The Polymurphic Object
by David Gerrold
The polymurph transforms itself according to its circumstances. It is so pernicious that it will eagerly leap out of the computer directly into the physical universe to destroy door hinges, cordless screwdrivers and expensive Michelin radials. et's say you just bought a new video card for your system.
You install the card, you run the setup program, you install the high resolution drivers for your monitor. You're ready to go to work—and you promptly discover that your expensive image processing program doesn't work correctly with this video card.
No problem. You call the company. A technician gives you the phone number of a BBS so you can download new drivers. But suddenly your modem doesn't work. There's an interrupt conflict between the new video card and the modem.
No problem. You can always reset the dip switches on the modem. You go to the closet to get the manual for the modem. And the closet door comes off its hinge. The wood screw has popped out of the wall.
No problem. You go digging through your toolbox for a larger wood screw and some quick-drying glue. You lever the door back into place, you push the new screw into the old hole—and you find that your cordless screwdriver is dead. It hasn't been recharged.
No problem. You go to your toolbox looking for your set of Sears special screwdrivers—and remember that your brother-in-law borrowed them last week.
No problem. You can just run over there and pick them up—except when you get out to the car, you find it has a flat tire ....
This is the polymurphic object—the inheritable error.
Before object-oriented programming, all that programmers had to deal with were simple murphic objects—bugs. Every error was complete unto itself. Once it was fixed, it was flattened.

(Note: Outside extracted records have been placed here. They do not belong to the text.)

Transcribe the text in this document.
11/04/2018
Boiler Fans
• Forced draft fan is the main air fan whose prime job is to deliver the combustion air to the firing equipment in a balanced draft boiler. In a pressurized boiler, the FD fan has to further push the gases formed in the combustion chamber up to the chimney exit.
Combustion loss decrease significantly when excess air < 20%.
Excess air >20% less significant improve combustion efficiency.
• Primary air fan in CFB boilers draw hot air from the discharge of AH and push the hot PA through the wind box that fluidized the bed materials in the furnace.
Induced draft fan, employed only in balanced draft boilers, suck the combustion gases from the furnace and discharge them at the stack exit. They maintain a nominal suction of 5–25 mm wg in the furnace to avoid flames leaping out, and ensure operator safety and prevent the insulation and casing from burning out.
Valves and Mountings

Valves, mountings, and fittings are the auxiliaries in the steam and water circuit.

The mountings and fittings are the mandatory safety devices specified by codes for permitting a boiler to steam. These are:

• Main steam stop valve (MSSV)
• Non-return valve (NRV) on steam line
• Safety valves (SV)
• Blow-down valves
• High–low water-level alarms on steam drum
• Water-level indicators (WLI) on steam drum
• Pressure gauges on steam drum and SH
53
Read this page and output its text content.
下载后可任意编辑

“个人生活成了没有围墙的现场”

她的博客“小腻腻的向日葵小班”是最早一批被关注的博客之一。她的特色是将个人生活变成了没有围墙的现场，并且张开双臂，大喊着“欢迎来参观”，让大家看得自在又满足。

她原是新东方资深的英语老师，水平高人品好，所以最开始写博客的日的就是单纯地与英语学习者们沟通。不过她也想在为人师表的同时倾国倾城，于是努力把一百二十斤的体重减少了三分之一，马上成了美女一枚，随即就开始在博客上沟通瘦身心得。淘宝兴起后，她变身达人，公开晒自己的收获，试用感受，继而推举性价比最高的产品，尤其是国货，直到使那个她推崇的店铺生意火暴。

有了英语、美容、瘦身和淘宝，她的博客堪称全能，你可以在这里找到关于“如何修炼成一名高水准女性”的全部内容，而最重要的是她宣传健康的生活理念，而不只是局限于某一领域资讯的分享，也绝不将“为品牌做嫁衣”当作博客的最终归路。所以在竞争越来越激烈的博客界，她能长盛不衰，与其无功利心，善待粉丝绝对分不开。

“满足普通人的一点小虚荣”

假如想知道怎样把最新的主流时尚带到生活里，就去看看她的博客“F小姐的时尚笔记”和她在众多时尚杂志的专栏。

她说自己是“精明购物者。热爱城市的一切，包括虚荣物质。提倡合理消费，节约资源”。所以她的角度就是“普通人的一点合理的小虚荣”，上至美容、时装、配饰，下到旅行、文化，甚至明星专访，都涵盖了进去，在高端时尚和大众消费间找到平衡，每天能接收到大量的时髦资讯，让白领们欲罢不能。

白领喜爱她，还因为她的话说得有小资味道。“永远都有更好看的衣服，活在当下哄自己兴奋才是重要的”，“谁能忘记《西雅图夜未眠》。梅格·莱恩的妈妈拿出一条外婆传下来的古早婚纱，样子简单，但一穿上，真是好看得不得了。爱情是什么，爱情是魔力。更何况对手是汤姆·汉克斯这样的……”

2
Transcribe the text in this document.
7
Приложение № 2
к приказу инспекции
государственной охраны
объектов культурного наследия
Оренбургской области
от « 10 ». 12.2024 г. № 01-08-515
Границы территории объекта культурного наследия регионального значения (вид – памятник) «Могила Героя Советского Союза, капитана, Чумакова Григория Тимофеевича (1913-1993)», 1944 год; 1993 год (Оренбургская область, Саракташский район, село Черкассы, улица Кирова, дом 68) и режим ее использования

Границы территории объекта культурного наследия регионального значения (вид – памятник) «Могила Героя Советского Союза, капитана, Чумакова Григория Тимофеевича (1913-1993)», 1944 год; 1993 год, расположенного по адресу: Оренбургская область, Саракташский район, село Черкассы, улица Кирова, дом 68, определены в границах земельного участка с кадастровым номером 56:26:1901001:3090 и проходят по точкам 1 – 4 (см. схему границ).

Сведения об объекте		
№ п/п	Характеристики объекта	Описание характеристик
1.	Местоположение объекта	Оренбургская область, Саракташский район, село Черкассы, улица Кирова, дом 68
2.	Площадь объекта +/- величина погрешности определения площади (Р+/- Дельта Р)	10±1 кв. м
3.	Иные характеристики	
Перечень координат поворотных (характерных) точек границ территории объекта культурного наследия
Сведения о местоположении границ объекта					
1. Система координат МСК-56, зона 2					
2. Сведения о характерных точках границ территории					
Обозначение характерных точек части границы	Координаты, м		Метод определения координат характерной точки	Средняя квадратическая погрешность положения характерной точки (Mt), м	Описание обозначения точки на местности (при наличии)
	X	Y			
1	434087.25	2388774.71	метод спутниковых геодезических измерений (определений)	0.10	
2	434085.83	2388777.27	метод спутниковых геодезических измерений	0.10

During the '80s, programmers became increasingly aware that any bug-fix was likely to spawn a host of unforeseen side-effects. The advent of structured programming made it possible for a bug in a function to spread its pernicious effects into any part of the program that called the bug's host-function. Even changing the behavior of known functions could create unknown responses elsewhere in the software.
Nowadays, however, in the era of OOP, when we are awash in strange new paradigms and event-driven environments, the simple murphic object no longer exists. It has evolved into the polymurph—the error that transforms itself with each new instance. More and more now, we are beginning to see polymurphic objects infesting every domain of our electronic environment.
The polymurph transforms itself according to its circumstances. It is so pernicious that— as demonstrated by the example above—it will eagerly leap out of the computer directly into the physical universe to destroy door hinges, cordless screwdrivers, and expensive Michelin radials.
Given the very rapid rate of polymurphic evolution, it is possible that in the not too distant future, all real work will become totally impossible, and we will be spending all of our work time repairing the. effects of the polymurphic object, always at least one step behind it as it transforms its way through the domain of our desktops and work-spaces.
The Murphy Foundation is currently funding a crash program (pun intended) to develop defenses against polymurphic incursions. So far, however, the research has been unrewarding. While a great many descendant bugs have been identified, only two ancestor bugs have been located. One is the transistor. The other is fire.
It is possible, however, that the ultimate ancestor of all polymurphs is the universe itself—the cosmos is the primal murphic object.
In that case, our only hope for getting any work done before 5 p.m. Friday is the fact that even Murphy's Law doesn't work all the time.